This fate… it wasn’t so bad.
Not with him.
Zarokh shifted suddenly, the water rippling as he disappeared beneath the surface. Cecilia gasped—then cried out, her back arching. His mouth was between her thighs, his tongue stroking her clit with a fierce, relentless skill. The shock of it tore through her, amplified by the wild energy of his blood still thrumming in her veins.
Her climax hit like lightning.Harder.Sharper. A hundred-fold what it should have been. The water around her sloshed as she gripped the pool’s edge, moaning his name.
He rose, his gaze burning red, his mouth wet from her. She barely had time to catch her breath before he was on her again, kissing her, lifting her. They made love in the water, his strength overwhelming but never careless, his dominance a dark, consuming thing that pulled her under like a riptide.
When she came again, he held her, his fangs grazing her neck. And then—sharp pain, hot pleasure—he bit her. Hefedfrom her, slow and deliberate, each pull of his mouth sending shocks down her spine.
“You are mine now,” he growled against her skin, his voice low and dangerous, filled with something that felt like both promise and command.
“You always have been,” he added, licking the blood from her wound. “You just didn’t know it. My world is yours.”
And Cecilia—breathless, trembling—believed him.
Zarokh shifted beneath the water, lifting her effortlessly into his lap. His hands roamed her body with a possessive reverence, as though memorizing every curve, every shiver of her skin. She could feel him—both of him—pressing against her, hard and insistent, and it stole her breath.
He kissed her again, a deep, consuming kiss that left her dizzy, his tongue tasting of iron and heat. Every movement of his hands was deliberate, as if he owned not just her body but every breath she took. And maybe he did.
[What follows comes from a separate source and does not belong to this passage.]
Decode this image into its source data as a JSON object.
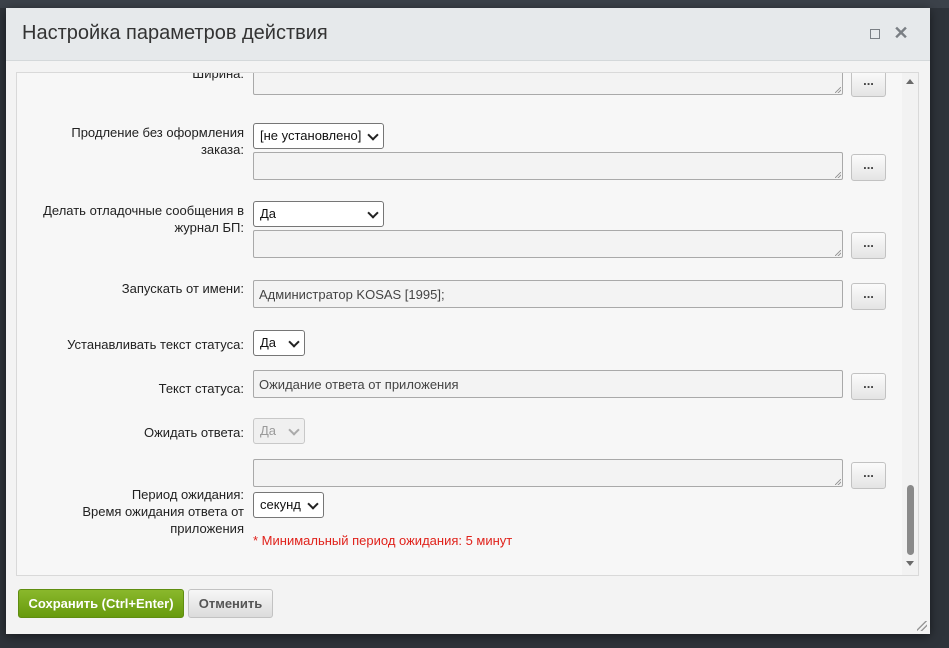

When he pushed into her, it was slow, almost reverent. She gasped, her nails digging into his shoulders, every nerve alight as the water rippled around them. His forehead pressed to hers, his breath mingling with her own, his gaze locked on her like she was the only thing that existed.
“Mine,” he growled softly, the word vibrating through her chest. His movements were sensual, controlled, drawing out every tremor of pleasure until she felt she might shatter. Every thrust was a promise, every kiss a claim.
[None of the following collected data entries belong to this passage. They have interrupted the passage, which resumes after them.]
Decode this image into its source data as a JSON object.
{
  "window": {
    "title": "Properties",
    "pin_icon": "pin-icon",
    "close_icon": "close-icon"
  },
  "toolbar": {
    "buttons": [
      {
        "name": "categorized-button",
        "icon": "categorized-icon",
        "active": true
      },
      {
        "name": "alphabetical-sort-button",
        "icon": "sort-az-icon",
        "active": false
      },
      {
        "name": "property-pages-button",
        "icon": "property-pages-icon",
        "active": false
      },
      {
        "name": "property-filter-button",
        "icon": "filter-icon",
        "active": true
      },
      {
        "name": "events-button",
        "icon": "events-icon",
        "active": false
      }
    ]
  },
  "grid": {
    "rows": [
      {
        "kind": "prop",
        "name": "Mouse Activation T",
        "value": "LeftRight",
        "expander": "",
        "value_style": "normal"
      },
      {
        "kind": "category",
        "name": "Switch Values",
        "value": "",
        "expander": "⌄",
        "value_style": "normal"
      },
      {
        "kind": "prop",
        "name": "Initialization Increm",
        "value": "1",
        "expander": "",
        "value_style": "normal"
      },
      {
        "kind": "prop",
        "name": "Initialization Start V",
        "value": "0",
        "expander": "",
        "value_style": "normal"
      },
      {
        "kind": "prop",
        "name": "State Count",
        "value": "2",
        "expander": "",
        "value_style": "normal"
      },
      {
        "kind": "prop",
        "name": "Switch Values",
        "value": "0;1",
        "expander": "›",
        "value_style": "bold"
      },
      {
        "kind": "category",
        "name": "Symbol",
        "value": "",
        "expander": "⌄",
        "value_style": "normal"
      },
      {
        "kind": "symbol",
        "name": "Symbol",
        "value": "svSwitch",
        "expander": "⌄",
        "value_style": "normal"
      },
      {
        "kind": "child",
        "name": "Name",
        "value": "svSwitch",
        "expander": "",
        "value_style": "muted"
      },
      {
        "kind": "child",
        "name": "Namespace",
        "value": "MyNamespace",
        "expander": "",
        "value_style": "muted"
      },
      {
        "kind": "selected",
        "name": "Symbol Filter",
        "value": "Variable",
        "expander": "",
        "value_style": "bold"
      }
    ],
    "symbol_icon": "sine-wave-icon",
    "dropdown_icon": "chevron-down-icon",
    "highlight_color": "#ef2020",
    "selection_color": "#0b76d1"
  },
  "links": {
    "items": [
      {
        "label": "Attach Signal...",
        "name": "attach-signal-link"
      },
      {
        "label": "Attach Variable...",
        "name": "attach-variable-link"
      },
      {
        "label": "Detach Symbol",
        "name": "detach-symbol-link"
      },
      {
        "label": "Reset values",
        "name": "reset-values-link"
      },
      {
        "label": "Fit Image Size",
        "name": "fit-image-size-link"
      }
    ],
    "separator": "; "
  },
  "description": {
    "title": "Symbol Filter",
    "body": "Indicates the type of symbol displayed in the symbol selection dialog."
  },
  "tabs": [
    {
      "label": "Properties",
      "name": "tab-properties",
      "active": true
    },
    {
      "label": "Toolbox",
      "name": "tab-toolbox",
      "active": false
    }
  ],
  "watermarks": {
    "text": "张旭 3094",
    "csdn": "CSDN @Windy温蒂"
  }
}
The pleasure built until she couldn’t hold it anymore, a wave of heat crashing over her as she cried out his name. Zarokh held her close as if he would never let her go, his pace fierce but unhurried, relentless in his need to brand her as his.
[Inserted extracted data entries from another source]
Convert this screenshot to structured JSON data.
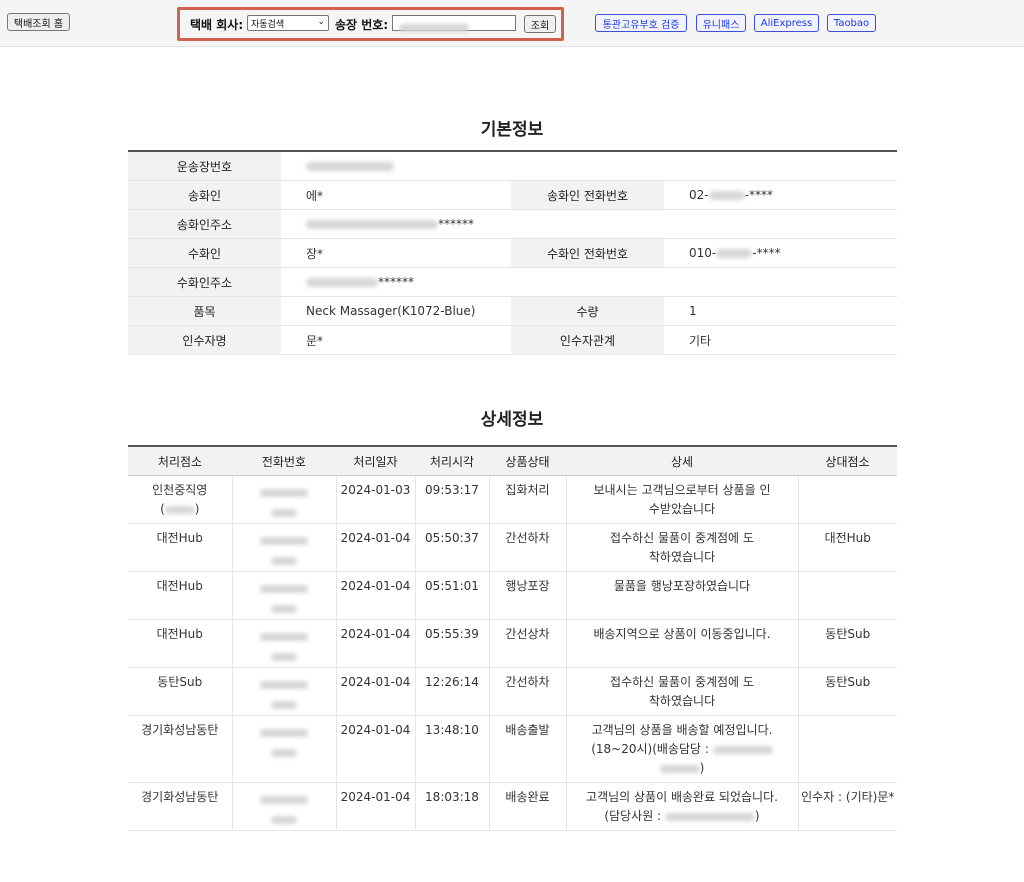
{
  "toolbar": {
    "home_button": "택배조회 홈",
    "carrier_label": "택배 회사:",
    "carrier_value": "자동검색",
    "tracking_label": "송장 번호:",
    "search_button": "조회",
    "links": [
      "통관고유부호 검증",
      "유니패스",
      "AliExpress",
      "Taobao"
    ]
  },
  "basic_info": {
    "title": "기본정보",
    "waybill_label": "운송장번호",
    "sender_label": "송화인",
    "sender_value": "에*",
    "sender_phone_label": "송화인 전화번호",
    "sender_phone_prefix": "02-",
    "sender_phone_suffix": "-****",
    "sender_address_label": "송화인주소",
    "sender_address_suffix": "******",
    "receiver_label": "수화인",
    "receiver_value": "장*",
    "receiver_phone_label": "수화인 전화번호",
    "receiver_phone_prefix": "010-",
    "receiver_phone_suffix": "-****",
    "receiver_address_label": "수화인주소",
    "receiver_address_suffix": "******",
    "item_label": "품목",
    "item_value": "Neck Massager(K1072-Blue)",
    "qty_label": "수량",
    "qty_value": "1",
    "recipient_label": "인수자명",
    "recipient_value": "문*",
    "relation_label": "인수자관계",
    "relation_value": "기타"
  },
  "detail_info": {
    "title": "상세정보",
    "headers": [
      "처리점소",
      "전화번호",
      "처리일자",
      "처리시각",
      "상품상태",
      "상세",
      "상대점소"
    ],
    "rows": [
      {
        "office": "인천중직영",
        "office_extra": "(",
        "office_extra_end": ")",
        "date": "2024-01-03",
        "time": "09:53:17",
        "status": "집화처리",
        "detail": "보내시는 고객님으로부터 상품을 인수받았습니다",
        "counterpart": ""
      },
      {
        "office": "대전Hub",
        "date": "2024-01-04",
        "time": "05:50:37",
        "status": "간선하차",
        "detail": "접수하신 물품이 중계점에 도착하였습니다",
        "counterpart": "대전Hub"
      },
      {
        "office": "대전Hub",
        "date": "2024-01-04",
        "time": "05:51:01",
        "status": "행낭포장",
        "detail": "물품을 행낭포장하였습니다",
        "counterpart": ""
      },
      {
        "office": "대전Hub",
        "date": "2024-01-04",
        "time": "05:55:39",
        "status": "간선상차",
        "detail": "배송지역으로 상품이 이동중입니다.",
        "counterpart": "동탄Sub"
      },
      {
        "office": "동탄Sub",
        "date": "2024-01-04",
        "time": "12:26:14",
        "status": "간선하차",
        "detail": "접수하신 물품이 중계점에 도착하였습니다",
        "counterpart": "동탄Sub"
      },
      {
        "office": "경기화성남동탄",
        "date": "2024-01-04",
        "time": "13:48:10",
        "status": "배송출발",
        "detail": "고객님의 상품을 배송할 예정입니다. (18~20시)(배송담당 :",
        "detail_end": ")",
        "counterpart": ""
      },
      {
        "office": "경기화성남동탄",
        "date": "2024-01-04",
        "time": "18:03:18",
        "status": "배송완료",
        "detail": "고객님의 상품이 배송완료 되었습니다. (담당사원 :",
        "detail_end": ")",
        "counterpart": "인수자 : (기타)문*"
      }
    ]
  }
}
When she came again, the world dissolved into white heat, and his voice rumbled against her ear, low and certain:
“You are mine, Cecilia. Always.”
EPILOGUE
By Cecilia’s own reckoning, six months had passed since the day she was taken from Earth. Six months since her old life burned away, since her name and her body were stripped to something raw and unrecognizable—only to be reforged, piece by piece, into someone new.
The stronghold stood whole again. Its blackstone walls gleamed beneath the twin suns, banners rippling in the dry desert wind. Where fire and ruin had once gutted the halls, life now thrived. Warriors trained in the courtyards, their blades catching the sunlight like lightning. Children darted across the wide stone steps, laughing, while women carried baskets of grain and water with an ease that spoke of strength born from survival.
The Nalgar were alien, yes. Brutal, unyielding. Yet the more Cecilia learned of them, the more she saw reflections of humanity. They were loyal. Fierce. They protected their own. She had watched them bleed for one another, laugh and mourn together. They were a people bound by fire and steel, but also by something softer—an unspoken understanding that no one stood alone.
And Zarokh… he carried all of it on his shoulders. She understood him now in a way she hadn’t before. He wasn’t just a warlord. He was the protector of his people, the unshakable force that held them together. The fear he inspired was not hollow—it was earned. And now, she could see why they followed him.
When the Nalgar bowed to her, it was no longer out of fear. It was respect. Recognition.
She sat beside him on the raised platform of the war hall, not as a captive, not collared or trembling, but as his equal. His mate. Her spine matched the proud line of his, but her hand rested on his thigh, his warmth anchoring her in this new world.
The language no longer tasted foreign on her tongue. She’d learned its cadence—the sharp consonants, the flowing vowels, the fierce poetry woven through every phrase. She could speak to his warriors without hesitation. She knew the gestures of honor, of loyalty. She understood the rituals and the weight of their oaths.
And most of all, she understood him.
That night, after the hall emptied and the torches burned low, Zarokh turned to her. His crimson eyes softened in a way they never did for anyone else.
“There are others,” he said in their shared tongue, voice low and intimate, like a secret meant only for her. “Other humans. Taken long before you. You will meet them soon, if you wish.”
Her breath caught. She hadn’t let herself imagine there were others like her—others who had been ripped from Earth.
“And Earth?” she asked quietly, the name strange now, as though it belonged to someone else. “Could I go back?”
He studied her, his gaze unreadable but not unkind. “Yes. If you want it. I would take you there, in disguise. You could walk your home again.”